Jordi Cano aterriza en el Andorra con la ambición del ascenso como norte

Jordi Cano, recién llegado al Andorra tras liderar la tabla de goleadores en Primera Federación, se muestra ilusionado con su debut en Segunda División y pone el ascenso del club como su máxima prioridad.
Jordi Cano ha aterrizado en el FC Andorra con la vitola de ser el máximo artillero de la Primera Federación la pasada campaña, un logro que le abre las puertas de LaLiga Hypermotion. A sus 31 años, el delantero catalán, que comenzó su andadura en las categorías más modestas del fútbol regional, reconoce la dificultad de asimilar el salto al profesionalismo. "Cuando estás en esas categorías lo ves muy lejos, pero al final, si picas mucha piedra y pasas por todo tipo de momentos, la oportunidad te acaba llegando si te la trabajas", declaró en una entrevista para SPORT, enfatizando la importancia de la perseverancia y la competitividad para superar los obstáculos, incluso aquellos que hicieron plantearse otras vías profesionales tras una carrera universitaria.

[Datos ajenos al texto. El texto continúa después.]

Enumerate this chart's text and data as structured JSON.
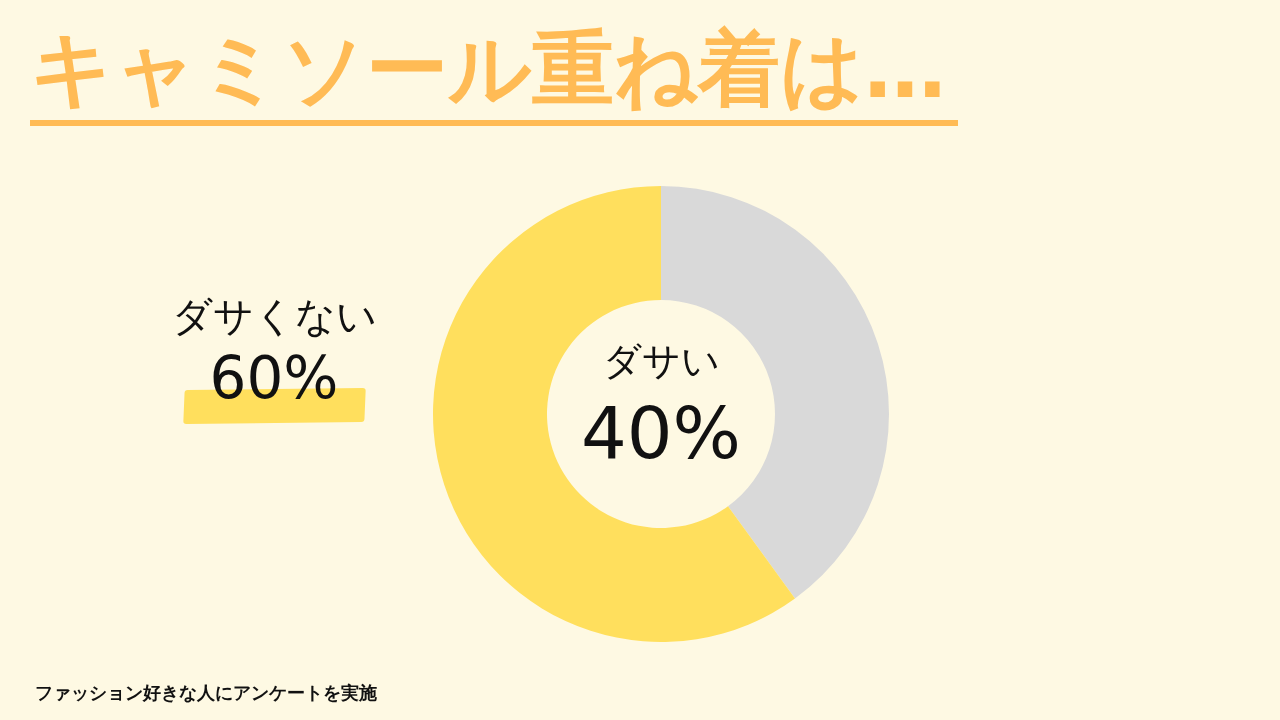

Con 25 goles a sus espaldas, Cano afronta el reto de replicar esa efectividad en una categoría superior. Si bien admite que igualar esa cifra en Segunda División podría ser complicado, su principal meta es colectiva: "Mi objetivo principal es que el club consiga pronto el ascenso". A pesar de la ambición personal de "hacer números" por su carácter competitivo, el foco está puesto en el proyecto andorrano, un equipo que, según el propio jugador, posee un estilo de juego definido basado en la posesión, pero que con su llegada ganará en profundidad y versatilidad. "Estoy en un equipo rodeado de jugadores que tienen un pie espectacular y la idea de juego se disfruta mucho", añadió, confiado en que su estilo se integrará sin problemas.

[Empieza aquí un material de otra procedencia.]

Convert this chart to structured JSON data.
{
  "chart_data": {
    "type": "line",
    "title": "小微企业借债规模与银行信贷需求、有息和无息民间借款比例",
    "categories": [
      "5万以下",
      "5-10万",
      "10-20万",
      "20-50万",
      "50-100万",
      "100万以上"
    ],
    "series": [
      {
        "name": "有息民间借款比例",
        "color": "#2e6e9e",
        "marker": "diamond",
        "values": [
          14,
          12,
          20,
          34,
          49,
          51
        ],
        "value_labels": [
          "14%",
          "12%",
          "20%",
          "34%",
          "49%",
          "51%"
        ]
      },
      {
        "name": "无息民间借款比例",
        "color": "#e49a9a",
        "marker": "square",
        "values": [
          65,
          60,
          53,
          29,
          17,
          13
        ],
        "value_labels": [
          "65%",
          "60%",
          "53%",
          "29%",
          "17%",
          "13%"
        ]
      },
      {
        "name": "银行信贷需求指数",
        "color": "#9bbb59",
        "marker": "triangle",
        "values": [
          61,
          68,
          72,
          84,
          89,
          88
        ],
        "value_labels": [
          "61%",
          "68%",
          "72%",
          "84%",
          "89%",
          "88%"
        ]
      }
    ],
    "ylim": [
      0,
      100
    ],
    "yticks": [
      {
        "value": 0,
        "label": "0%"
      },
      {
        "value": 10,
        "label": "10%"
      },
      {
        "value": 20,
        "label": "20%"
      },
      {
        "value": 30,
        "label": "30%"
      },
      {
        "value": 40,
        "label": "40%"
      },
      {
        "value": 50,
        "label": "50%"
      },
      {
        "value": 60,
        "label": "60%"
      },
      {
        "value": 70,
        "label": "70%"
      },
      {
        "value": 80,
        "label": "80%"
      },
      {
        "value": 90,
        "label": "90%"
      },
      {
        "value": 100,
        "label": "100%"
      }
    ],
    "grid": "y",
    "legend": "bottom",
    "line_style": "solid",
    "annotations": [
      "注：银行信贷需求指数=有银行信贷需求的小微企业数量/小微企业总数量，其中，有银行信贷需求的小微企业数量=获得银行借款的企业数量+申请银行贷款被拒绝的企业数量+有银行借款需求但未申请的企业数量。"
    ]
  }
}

El delantero catalán no ve la edad como un impedimento, sino como una oportunidad largamente esperada. "Me lo tomo como una oportunidad. He trabajado muy duro y para mí ahora toca disfrutarlo. Cada minuto que esté en el campo dejaré todo por este escudo", afirmó con determinación. Si bien la Primera División es un sueño lejano, no se descarta la posibilidad de alcanzarla, reconociendo la motivación y la energía del vestuario del Andorra, así como la capacidad de los equipos con menos recursos para "hacer grandes cosas desde la humildad". La madurez adquirida, junto a su instinto goleador y su sacrificio por el colectivo, son las claves que considera que le han llevado hasta este punto de su carrera.
Jordi Cano representa la prueba de que la perseverancia y el trabajo duro pueden abrir puertas insospechadas en el fútbol, incluso a una edad en la que muchos consideran que el tren profesional ya ha pasado.